Editor’s note: The first offshore wind farm in the U.S. is now fully online and powering an island community off the coast of Rhode Island with wind energy, thanks in large part to GE’s Haliade 150-6MW offshore turbines. In the latest GE Reports, writer Tomas Kellner shares more…
The small island sits off the coast of Rhode Island between the northeastern tip of New York’s Long Island and Martha’s Vineyard, Massachusetts. There, like the archetypal New Englander, it cuts a hardy and stout profile, with chin out, to face the battering North Atlantic Ocean, the bruising wind and the weather it brings.
But a new era has dawned, and the relationship between the wind and Block Island will never be the same. In the wee hours of May 1, the diesel generators operated by the Block Island Power Company, the island’s electricity provider, fell silent.
Workers shut down the units at 5:30 a.m. and switched some 2,000 customers over to a new source.
When lights came back on moments later, they were powered by electrons streaming from Deepwater Wind’s Block Island Wind Farm. The switch made Block Island the United States’ first community to receive electricity from an offshore wind project. It should allow the power operator to save almost a million gallons of diesel fuel every year.

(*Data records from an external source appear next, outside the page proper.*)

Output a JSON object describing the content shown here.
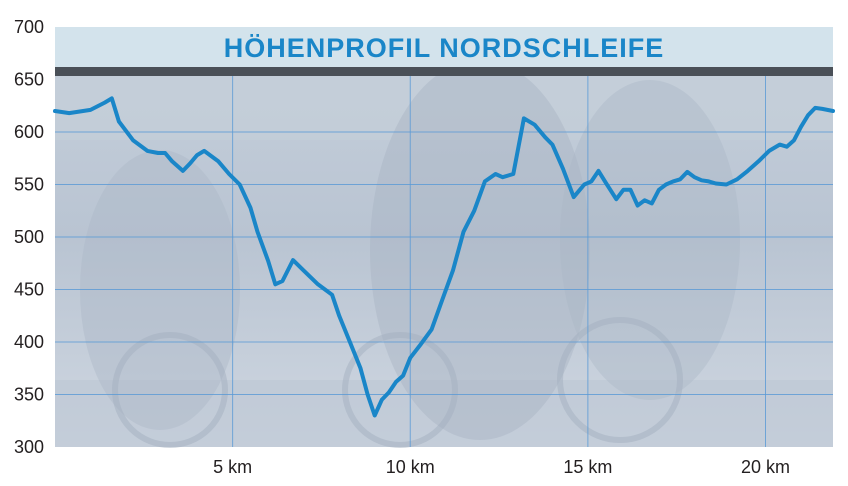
{
  "chart_data": {
    "type": "line",
    "title": "HÖHENPROFIL NORDSCHLEIFE",
    "xlabel": "",
    "ylabel": "",
    "xlim": [
      0,
      21.9
    ],
    "ylim": [
      300,
      700
    ],
    "x_ticks": [
      {
        "value": 5,
        "label": "5 km"
      },
      {
        "value": 10,
        "label": "10 km"
      },
      {
        "value": 15,
        "label": "15 km"
      },
      {
        "value": 20,
        "label": "20 km"
      }
    ],
    "y_ticks": [
      {
        "value": 300,
        "label": "300"
      },
      {
        "value": 350,
        "label": "350"
      },
      {
        "value": 400,
        "label": "400"
      },
      {
        "value": 450,
        "label": "450"
      },
      {
        "value": 500,
        "label": "500"
      },
      {
        "value": 550,
        "label": "550"
      },
      {
        "value": 600,
        "label": "600"
      },
      {
        "value": 650,
        "label": "650"
      },
      {
        "value": 700,
        "label": "700"
      }
    ],
    "grid": true,
    "line_color": "#1a86c8",
    "series": [
      {
        "x": [
          0.0,
          0.4,
          1.0,
          1.4,
          1.6,
          1.8,
          2.2,
          2.6,
          2.9,
          3.1,
          3.3,
          3.6,
          3.8,
          4.0,
          4.2,
          4.6,
          4.9,
          5.2,
          5.5,
          5.7,
          6.0,
          6.2,
          6.4,
          6.7,
          7.0,
          7.4,
          7.6,
          7.8,
          8.0,
          8.3,
          8.6,
          8.8,
          9.0,
          9.2,
          9.4,
          9.6,
          9.8,
          10.0,
          10.3,
          10.6,
          10.9,
          11.2,
          11.5,
          11.8,
          12.1,
          12.4,
          12.6,
          12.9,
          13.2,
          13.5,
          13.8,
          14.0,
          14.3,
          14.6,
          14.9,
          15.1,
          15.3,
          15.5,
          15.8,
          16.0,
          16.2,
          16.4,
          16.6,
          16.8,
          17.0,
          17.2,
          17.4,
          17.6,
          17.8,
          18.0,
          18.2,
          18.4,
          18.6,
          18.9,
          19.2,
          19.5,
          19.8,
          20.1,
          20.4,
          20.6,
          20.8,
          21.0,
          21.2,
          21.4,
          21.6,
          21.9
        ],
        "y": [
          620,
          618,
          621,
          628,
          632,
          610,
          592,
          582,
          580,
          580,
          572,
          563,
          570,
          578,
          582,
          572,
          560,
          550,
          528,
          505,
          477,
          455,
          458,
          478,
          468,
          455,
          450,
          445,
          425,
          400,
          375,
          350,
          330,
          345,
          352,
          362,
          368,
          385,
          398,
          412,
          440,
          468,
          505,
          525,
          553,
          560,
          557,
          560,
          613,
          607,
          595,
          588,
          565,
          538,
          550,
          553,
          563,
          552,
          536,
          545,
          545,
          530,
          535,
          532,
          545,
          550,
          553,
          555,
          562,
          557,
          554,
          553,
          551,
          550,
          555,
          563,
          572,
          582,
          588,
          586,
          592,
          605,
          616,
          623,
          622,
          620
        ]
      }
    ]
  }
}
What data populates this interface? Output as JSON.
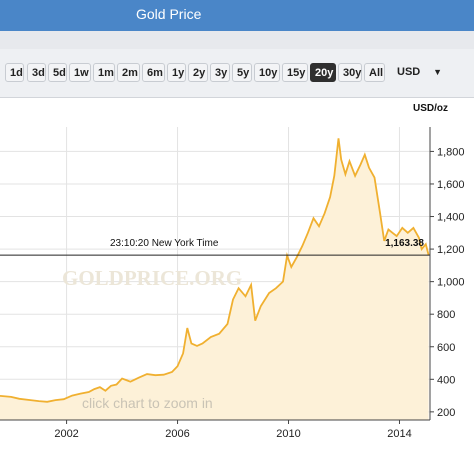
{
  "window": {
    "title": "Gold Price"
  },
  "toolbar": {
    "ranges": [
      "1d",
      "3d",
      "5d",
      "1w",
      "1m",
      "2m",
      "6m",
      "1y",
      "2y",
      "3y",
      "5y",
      "10y",
      "15y",
      "20y",
      "30y",
      "All"
    ],
    "selected_range": "20y",
    "currency": "USD",
    "currency_caret": "▼"
  },
  "crosshair": {
    "time": "23:10:20 New York Time",
    "price": "1,163.38"
  },
  "watermark": "GOLDPRICE.ORG",
  "zoom_hint": "click chart to zoom in",
  "colors": {
    "line": "#f0b030",
    "fill": "#fdf1d8",
    "titlebar": "#4a86c8",
    "active_button": "#2f2f2f"
  },
  "chart_data": {
    "type": "area",
    "ylabel": "USD/oz",
    "ylim": [
      150,
      1950
    ],
    "xlim": [
      1999.6,
      2015.1
    ],
    "yticks": [
      200,
      400,
      600,
      800,
      1000,
      1200,
      1400,
      1600,
      1800
    ],
    "ytick_labels": [
      "200",
      "400",
      "600",
      "800",
      "1,000",
      "1,200",
      "1,400",
      "1,600",
      "1,800"
    ],
    "xticks": [
      2002,
      2006,
      2010,
      2014
    ],
    "xtick_labels": [
      "2002",
      "2006",
      "2010",
      "2014"
    ],
    "grid": true,
    "series": [
      {
        "x": [
          1999.6,
          2000.0,
          2000.3,
          2000.7,
          2001.0,
          2001.3,
          2001.6,
          2001.9,
          2002.2,
          2002.5,
          2002.8,
          2003.0,
          2003.2,
          2003.4,
          2003.6,
          2003.8,
          2004.0,
          2004.3,
          2004.6,
          2004.9,
          2005.2,
          2005.5,
          2005.8,
          2006.0,
          2006.2,
          2006.35,
          2006.5,
          2006.7,
          2006.9,
          2007.2,
          2007.5,
          2007.8,
          2008.0,
          2008.2,
          2008.45,
          2008.65,
          2008.8,
          2009.0,
          2009.3,
          2009.55,
          2009.8,
          2009.95,
          2010.1,
          2010.3,
          2010.5,
          2010.7,
          2010.9,
          2011.1,
          2011.3,
          2011.5,
          2011.65,
          2011.8,
          2011.9,
          2012.05,
          2012.2,
          2012.4,
          2012.6,
          2012.75,
          2012.9,
          2013.1,
          2013.3,
          2013.45,
          2013.6,
          2013.75,
          2013.9,
          2014.1,
          2014.3,
          2014.5,
          2014.7,
          2014.8,
          2014.95,
          2015.05
        ],
        "y": [
          298,
          292,
          280,
          272,
          266,
          262,
          272,
          278,
          300,
          312,
          322,
          340,
          352,
          330,
          360,
          368,
          405,
          385,
          410,
          432,
          425,
          428,
          445,
          480,
          560,
          715,
          620,
          605,
          620,
          660,
          680,
          740,
          890,
          960,
          910,
          980,
          760,
          850,
          930,
          960,
          1000,
          1160,
          1090,
          1150,
          1220,
          1300,
          1390,
          1340,
          1420,
          1520,
          1650,
          1880,
          1750,
          1660,
          1740,
          1650,
          1720,
          1780,
          1700,
          1640,
          1420,
          1250,
          1320,
          1300,
          1280,
          1330,
          1300,
          1330,
          1270,
          1200,
          1230,
          1163
        ]
      }
    ]
  }
}
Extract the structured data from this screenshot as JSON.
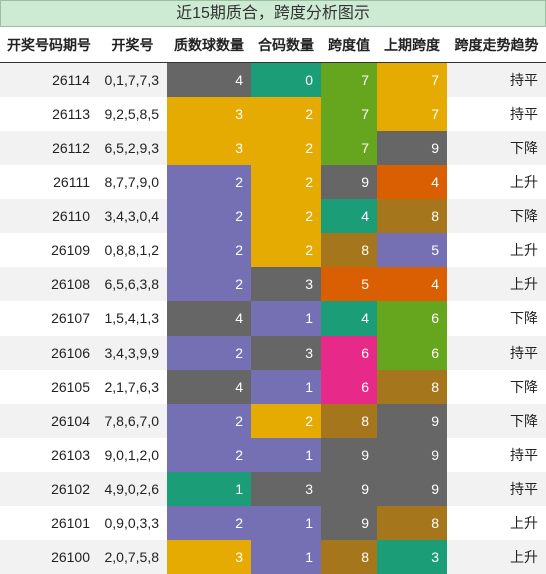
{
  "header": {
    "title": "近15期质合，跨度分析图示"
  },
  "table": {
    "columns": [
      "开奖号码期号",
      "开奖号",
      "质数球数量",
      "合码数量",
      "跨度值",
      "上期跨度",
      "跨度走势趋势"
    ],
    "rows": [
      [
        "26114",
        "0,1,7,7,3",
        "4",
        "0",
        "7",
        "7",
        "持平"
      ],
      [
        "26113",
        "9,2,5,8,5",
        "3",
        "2",
        "7",
        "7",
        "持平"
      ],
      [
        "26112",
        "6,5,2,9,3",
        "3",
        "2",
        "7",
        "9",
        "下降"
      ],
      [
        "26111",
        "8,7,7,9,0",
        "2",
        "2",
        "9",
        "4",
        "上升"
      ],
      [
        "26110",
        "3,4,3,0,4",
        "2",
        "2",
        "4",
        "8",
        "下降"
      ],
      [
        "26109",
        "0,8,8,1,2",
        "2",
        "2",
        "8",
        "5",
        "上升"
      ],
      [
        "26108",
        "6,5,6,3,8",
        "2",
        "3",
        "5",
        "4",
        "上升"
      ],
      [
        "26107",
        "1,5,4,1,3",
        "4",
        "1",
        "4",
        "6",
        "下降"
      ],
      [
        "26106",
        "3,4,3,9,9",
        "2",
        "3",
        "6",
        "6",
        "持平"
      ],
      [
        "26105",
        "2,1,7,6,3",
        "4",
        "1",
        "6",
        "8",
        "下降"
      ],
      [
        "26104",
        "7,8,6,7,0",
        "2",
        "2",
        "8",
        "9",
        "下降"
      ],
      [
        "26103",
        "9,0,1,2,0",
        "2",
        "1",
        "9",
        "9",
        "持平"
      ],
      [
        "26102",
        "4,9,0,2,6",
        "1",
        "3",
        "9",
        "9",
        "持平"
      ],
      [
        "26101",
        "0,9,0,3,3",
        "2",
        "1",
        "9",
        "8",
        "上升"
      ],
      [
        "26100",
        "2,0,7,5,8",
        "3",
        "1",
        "8",
        "3",
        "上升"
      ]
    ],
    "cell_colors": [
      [
        "#666666",
        "#1b9e77",
        "#66a61e",
        "#e6ab02"
      ],
      [
        "#e6ab02",
        "#e6ab02",
        "#66a61e",
        "#e6ab02"
      ],
      [
        "#e6ab02",
        "#e6ab02",
        "#66a61e",
        "#666666"
      ],
      [
        "#7570b3",
        "#e6ab02",
        "#666666",
        "#d95f02"
      ],
      [
        "#7570b3",
        "#e6ab02",
        "#1b9e77",
        "#a6761d"
      ],
      [
        "#7570b3",
        "#e6ab02",
        "#a6761d",
        "#7570b3"
      ],
      [
        "#7570b3",
        "#666666",
        "#d95f02",
        "#d95f02"
      ],
      [
        "#666666",
        "#7570b3",
        "#1b9e77",
        "#66a61e"
      ],
      [
        "#7570b3",
        "#666666",
        "#e7298a",
        "#66a61e"
      ],
      [
        "#666666",
        "#7570b3",
        "#e7298a",
        "#a6761d"
      ],
      [
        "#7570b3",
        "#e6ab02",
        "#a6761d",
        "#666666"
      ],
      [
        "#7570b3",
        "#7570b3",
        "#666666",
        "#666666"
      ],
      [
        "#1b9e77",
        "#666666",
        "#666666",
        "#666666"
      ],
      [
        "#7570b3",
        "#7570b3",
        "#666666",
        "#a6761d"
      ],
      [
        "#e6ab02",
        "#7570b3",
        "#a6761d",
        "#1b9e77"
      ]
    ]
  }
}
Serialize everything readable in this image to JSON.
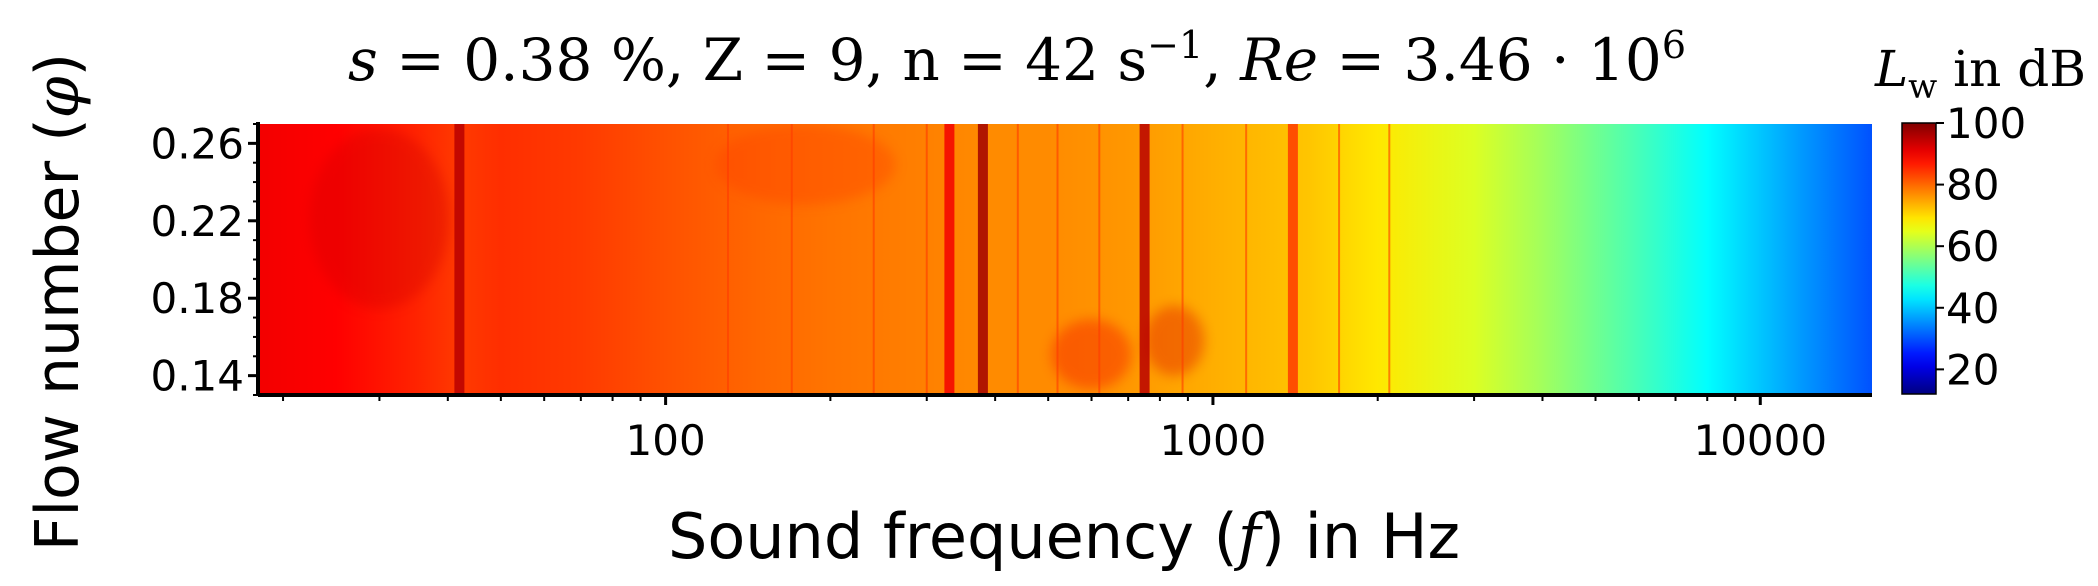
{
  "chart_data": {
    "type": "heatmap",
    "title": "s = 0.38 %,  Z = 9,  n = 42 s⁻¹,  Re = 3.46 · 10⁶",
    "title_parts": {
      "s_var": "s",
      "s_val": " = 0.38 %,  Z = 9,  n = 42 s",
      "n_exp": "−1",
      "sep": ",  ",
      "re_var": "Re",
      "re_val": " = 3.46 · 10",
      "re_exp": "6"
    },
    "xlabel": {
      "before": "Sound frequency (",
      "var": "f",
      "after": ") in Hz"
    },
    "ylabel": {
      "before": "Flow number (",
      "var": "φ",
      "after": ")"
    },
    "colorbar_label": {
      "var": "L",
      "sub": "w",
      "after": " in dB"
    },
    "x_scale": "log",
    "xlim": [
      18,
      16000
    ],
    "ylim": [
      0.13,
      0.27
    ],
    "x_ticks": [
      {
        "value": 100,
        "label": "100"
      },
      {
        "value": 1000,
        "label": "1000"
      },
      {
        "value": 10000,
        "label": "10000"
      }
    ],
    "y_ticks": [
      {
        "value": 0.14,
        "label": "0.14"
      },
      {
        "value": 0.18,
        "label": "0.18"
      },
      {
        "value": 0.22,
        "label": "0.22"
      },
      {
        "value": 0.26,
        "label": "0.26"
      }
    ],
    "colorbar": {
      "range": [
        12,
        100
      ],
      "ticks": [
        {
          "value": 100,
          "label": "100"
        },
        {
          "value": 80,
          "label": "80"
        },
        {
          "value": 60,
          "label": "60"
        },
        {
          "value": 40,
          "label": "40"
        },
        {
          "value": 20,
          "label": "20"
        }
      ],
      "colormap": "jet"
    },
    "level_profile": {
      "frequency_hz": [
        18,
        25,
        35,
        42,
        50,
        70,
        100,
        150,
        200,
        300,
        380,
        500,
        700,
        1000,
        1500,
        2000,
        3000,
        4000,
        6000,
        8000,
        12000,
        16000
      ],
      "level_db": [
        90,
        89,
        86,
        84,
        85,
        84,
        82,
        80,
        79,
        78,
        77,
        77,
        76,
        74,
        72,
        69,
        64,
        59,
        51,
        45,
        36,
        30
      ]
    },
    "tonal_lines": [
      {
        "frequency_hz": 42,
        "level_db": 95
      },
      {
        "frequency_hz": 330,
        "level_db": 90
      },
      {
        "frequency_hz": 380,
        "level_db": 97
      },
      {
        "frequency_hz": 750,
        "level_db": 95
      },
      {
        "frequency_hz": 1400,
        "level_db": 84
      }
    ],
    "grid": false,
    "legend": "colorbar-right"
  }
}
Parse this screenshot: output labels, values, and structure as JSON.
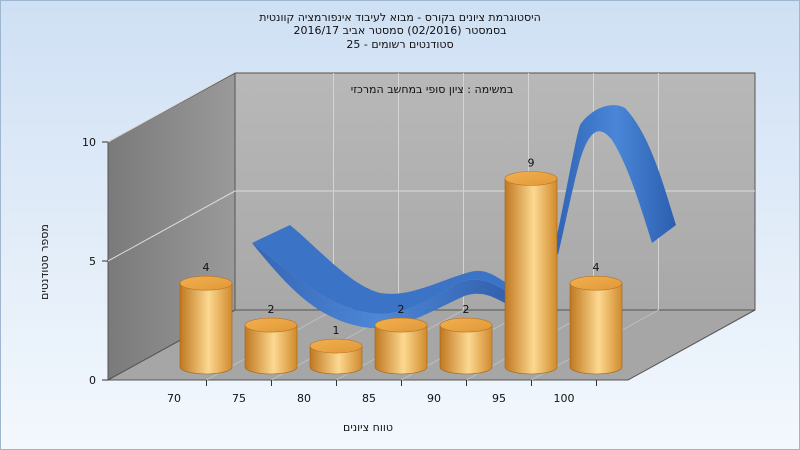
{
  "chart_data": {
    "type": "bar",
    "title_lines": [
      "היסטוגרמת ציונים בקורס - מבוא לעיבוד אינפורמציה קוונטית",
      "בסמסטר  (02/2016)  סמסטר אביב 2016/17",
      "סטודנטים רשומים - 25"
    ],
    "subtitle": "במשימה : ציון סופי במחשב המרכזי",
    "xlabel": "טווח ציונים",
    "ylabel": "מספר סטודנטים",
    "x_ticks": [
      "70",
      "75",
      "80",
      "85",
      "90",
      "95",
      "100"
    ],
    "y_ticks": [
      "0",
      "5",
      "10"
    ],
    "ylim": [
      0,
      10
    ],
    "values": [
      4,
      2,
      1,
      2,
      2,
      9,
      4
    ],
    "value_labels": [
      "4",
      "2",
      "1",
      "2",
      "2",
      "9",
      "4"
    ],
    "grid": true,
    "colors": {
      "bar": "#e8a040",
      "bar_light": "#fbd68a",
      "curve": "#3a74c8",
      "back_wall": "#b4b4b4",
      "side_wall": "#8c8c8c",
      "floor": "#a4a4a4"
    }
  }
}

The wind farm consists of five GE Haliade 150-6MW offshore turbines with enough capacity to generate 30 MW of renewable electricity from the breezes whipping over the sea’s surface here. It sits in the ocean three miles south of Block Island, which now receives its power via undersea cables connecting the wind farm to the island and the Sea2Shore cable linking the wind farm to the mainland grid in Narragansett, Rhode Island.